Allerdings gibt es auf Landesebene auch Stimmen, die mahnen, anders als im Bund-Länder-Beschluss definiert, dürfe man nicht alleine auf den Inzidenzwert zu schauen, um über etwaige Lockerungen zu entscheiden – auch nicht bei den Lockerungen im Privatbereich. „Es ist wichtig, auch andere Faktoren zur Bewertung der aktuellen Situation hinzuzuziehen, etwa die Auslastung der Betten auf Intensivstationen, die Dynamik des Infektionsgeschehens oder die Kapazitäten der Gesundheitsämter bei der Kontaktnachverfolgung“, sagte die Grüne-Fraktionsvorsitzende Astrid Rothe-Beinlich.

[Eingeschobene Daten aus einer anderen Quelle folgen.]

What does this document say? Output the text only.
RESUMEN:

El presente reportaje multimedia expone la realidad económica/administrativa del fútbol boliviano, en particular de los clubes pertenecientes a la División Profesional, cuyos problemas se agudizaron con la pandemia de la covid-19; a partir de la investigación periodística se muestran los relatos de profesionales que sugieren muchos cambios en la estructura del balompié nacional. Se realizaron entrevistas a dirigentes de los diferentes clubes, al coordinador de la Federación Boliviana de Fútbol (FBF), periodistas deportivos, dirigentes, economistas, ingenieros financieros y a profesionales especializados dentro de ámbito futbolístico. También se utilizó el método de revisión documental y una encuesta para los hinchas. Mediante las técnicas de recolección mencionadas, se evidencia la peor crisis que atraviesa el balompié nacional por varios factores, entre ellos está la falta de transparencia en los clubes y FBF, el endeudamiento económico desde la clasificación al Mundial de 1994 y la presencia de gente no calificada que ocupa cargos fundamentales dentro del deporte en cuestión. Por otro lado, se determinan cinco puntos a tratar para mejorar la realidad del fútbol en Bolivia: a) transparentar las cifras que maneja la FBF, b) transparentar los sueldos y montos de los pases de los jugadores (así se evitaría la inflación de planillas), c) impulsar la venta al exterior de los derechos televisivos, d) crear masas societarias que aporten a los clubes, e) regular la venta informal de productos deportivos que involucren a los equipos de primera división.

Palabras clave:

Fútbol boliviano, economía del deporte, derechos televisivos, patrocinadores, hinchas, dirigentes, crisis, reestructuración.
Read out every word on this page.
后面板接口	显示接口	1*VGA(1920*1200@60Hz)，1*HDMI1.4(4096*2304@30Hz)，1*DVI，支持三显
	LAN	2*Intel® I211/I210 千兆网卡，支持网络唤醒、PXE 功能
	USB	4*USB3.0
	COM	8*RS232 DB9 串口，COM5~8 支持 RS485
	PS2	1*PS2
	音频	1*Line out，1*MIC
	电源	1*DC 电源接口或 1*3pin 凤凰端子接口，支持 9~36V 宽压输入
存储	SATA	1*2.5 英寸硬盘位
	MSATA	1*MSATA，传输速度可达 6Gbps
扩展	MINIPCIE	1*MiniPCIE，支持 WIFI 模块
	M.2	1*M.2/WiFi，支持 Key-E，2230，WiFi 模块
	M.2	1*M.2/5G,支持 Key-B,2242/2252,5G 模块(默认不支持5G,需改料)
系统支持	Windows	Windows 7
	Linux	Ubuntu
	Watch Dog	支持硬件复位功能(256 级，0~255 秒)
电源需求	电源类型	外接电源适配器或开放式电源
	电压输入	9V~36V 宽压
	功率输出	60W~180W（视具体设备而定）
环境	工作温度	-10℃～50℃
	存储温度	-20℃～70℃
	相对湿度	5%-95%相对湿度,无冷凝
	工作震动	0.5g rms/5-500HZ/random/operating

Wirtschaft kritisiert Ergebnisse
Die drei Industrie- und Handelskammern in Thüringen indes haben die Ergebnisse der Bund-Länder-Beratung zum weiteren Vorgehen in der Corona-Pandemie kritisiert. «Wieder wurde eine Chance vertan, Eigenverantwortlichkeit der Menschen und der Wirtschaft zuzulassen», kritisierten die IHK-Präsidenten Ralf-Uwe Bauer, Dieter Bauhaus und Peter Traut am Donnerstag in einer gemeinsamen Erklärung. «Rettende Perspektiven bleiben aus», heißt es darin. Einzelhandel, Hotellerie, Gastronomie und Veranstaltungswirtschaft dürften trotz hoher Investitionen in Hygienekonzepte weiterhin nicht öffnen. «Vielen Unternehmen bricht jetzt die Hoffnung und demnächst auch die Existenz weg», erklärten die Kammerchefs.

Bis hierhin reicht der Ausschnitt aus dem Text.